Cela dit, quand la compétition met en jeu une compétence qui a une place importante dans l’image qu’on veut donner de soi même, il est souvent tentant de s’abstenir de jouer…
« J’ai appris à limiter mes enthousiasmes pour modérer mes déceptions » dit en substance Jim Harrison… Mais je trouve que c’est un peu triste comme façon de voir. Je pense plutôt que chacun trouve un plaisir différent, mais compétiteurs et non-compétiteurs ne placent pas leur « ivresse » au même endroit. Pour certains c’est un plaisir de faire son boulot, pour d’autres, c’est un plaisir d’être le meilleur à son boulot. Pour certains, c’est un plaisir de jouer ensemble au Monoploy, pour d’autres c’est un plaisir de rafler la mise. etc. (dis donc Patrick, quand est-ce que tu nous pond quelque chose sur Axolot ?)
La trêve estivale mec. Ca revient bientôt.
Sur Radio Classique a été diffusé un interview très touchant de Maria Joao Pires.
Elle parle de musique bien sûr mais aussi d’éducation.
Je vous conseille la lecture de la transcription :
http://www.qobuz.com/info/MAGAZINE-ACTUALITES/RENCONTRES/Maria-Joao-Pires-Rester-vraie-l28678
Elle parle de compétition et d’éducation, de construction de soi.
http://memoirevampire.wordpress.com/2010/08/16/le-talent-est-rupture-le-talent-est-continuite-le-talent-nest-ni-lun-ni-lautre-quest-ce-que-le-talent/#comment-41
Je me reconnais tout à fait dans ce refus de la compétition. En plus des raisons que vous énoncez, je dirais que je n’ai pas envie de me fatiguer pour quelque chose qui n’en vaut pas la peine. Les « autres » sont pour moi des compagnons de route, des alliés, non des rivaux. Ceux qui veulent jouer trop sérieusement à la guerre, je les laisse passer leur chemin.

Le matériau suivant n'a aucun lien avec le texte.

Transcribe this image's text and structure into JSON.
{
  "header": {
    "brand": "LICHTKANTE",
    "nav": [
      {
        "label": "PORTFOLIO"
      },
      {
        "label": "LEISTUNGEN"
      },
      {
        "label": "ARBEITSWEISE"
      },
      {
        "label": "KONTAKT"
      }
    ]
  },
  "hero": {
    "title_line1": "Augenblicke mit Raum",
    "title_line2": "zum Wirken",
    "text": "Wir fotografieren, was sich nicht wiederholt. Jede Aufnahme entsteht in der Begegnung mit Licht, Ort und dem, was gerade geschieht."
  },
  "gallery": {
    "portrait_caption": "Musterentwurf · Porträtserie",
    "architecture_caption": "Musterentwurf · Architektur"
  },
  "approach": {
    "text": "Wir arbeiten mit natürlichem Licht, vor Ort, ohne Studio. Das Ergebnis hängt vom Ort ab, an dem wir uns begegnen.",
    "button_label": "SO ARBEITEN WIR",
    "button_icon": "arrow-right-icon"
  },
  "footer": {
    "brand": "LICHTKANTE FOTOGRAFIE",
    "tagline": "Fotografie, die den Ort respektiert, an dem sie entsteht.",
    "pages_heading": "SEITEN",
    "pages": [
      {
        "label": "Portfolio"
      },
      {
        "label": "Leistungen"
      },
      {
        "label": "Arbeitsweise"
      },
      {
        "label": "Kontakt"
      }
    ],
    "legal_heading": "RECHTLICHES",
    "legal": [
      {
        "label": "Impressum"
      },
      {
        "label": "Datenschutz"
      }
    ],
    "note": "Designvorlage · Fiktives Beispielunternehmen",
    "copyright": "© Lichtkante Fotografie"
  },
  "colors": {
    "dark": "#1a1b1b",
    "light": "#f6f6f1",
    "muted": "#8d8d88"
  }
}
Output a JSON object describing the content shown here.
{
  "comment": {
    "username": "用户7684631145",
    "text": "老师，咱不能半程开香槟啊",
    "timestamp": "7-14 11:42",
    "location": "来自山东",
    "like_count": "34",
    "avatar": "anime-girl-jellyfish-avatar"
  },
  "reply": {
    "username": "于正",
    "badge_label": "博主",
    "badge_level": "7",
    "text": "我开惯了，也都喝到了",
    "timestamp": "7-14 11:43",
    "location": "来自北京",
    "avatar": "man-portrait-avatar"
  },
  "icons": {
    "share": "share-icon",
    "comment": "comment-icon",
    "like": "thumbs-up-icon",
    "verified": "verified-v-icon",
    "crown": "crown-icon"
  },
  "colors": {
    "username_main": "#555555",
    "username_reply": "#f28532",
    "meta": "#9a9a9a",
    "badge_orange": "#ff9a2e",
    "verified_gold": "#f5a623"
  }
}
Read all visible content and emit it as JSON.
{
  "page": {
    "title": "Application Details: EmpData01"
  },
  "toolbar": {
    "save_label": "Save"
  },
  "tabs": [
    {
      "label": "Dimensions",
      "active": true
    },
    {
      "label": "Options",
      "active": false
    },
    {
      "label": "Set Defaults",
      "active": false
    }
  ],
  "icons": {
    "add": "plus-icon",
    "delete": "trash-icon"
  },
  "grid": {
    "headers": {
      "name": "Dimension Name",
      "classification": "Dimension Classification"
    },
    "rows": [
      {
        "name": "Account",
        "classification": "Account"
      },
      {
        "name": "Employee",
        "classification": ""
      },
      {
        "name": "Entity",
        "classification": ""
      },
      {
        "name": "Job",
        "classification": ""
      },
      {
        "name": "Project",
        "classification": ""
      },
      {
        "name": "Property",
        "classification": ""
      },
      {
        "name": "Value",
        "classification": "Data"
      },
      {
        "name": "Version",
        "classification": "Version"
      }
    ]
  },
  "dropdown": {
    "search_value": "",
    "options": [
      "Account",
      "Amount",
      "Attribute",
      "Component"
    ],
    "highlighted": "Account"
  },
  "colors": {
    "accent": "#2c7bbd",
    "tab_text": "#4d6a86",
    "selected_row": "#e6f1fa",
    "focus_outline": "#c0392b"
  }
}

C’est pour cela que perdre en compétition ne m’a jamais franchement gêné.
C’est pourquoi Jacquard a tout faux, et c’est la raison pour laquelle j’ai toujours été rétif aux concours (« que le meilleur gagne ») contrairement aux examens (« on passe à la moyenne ») où justement, sentant moins de pression, j’avais de meilleures notes!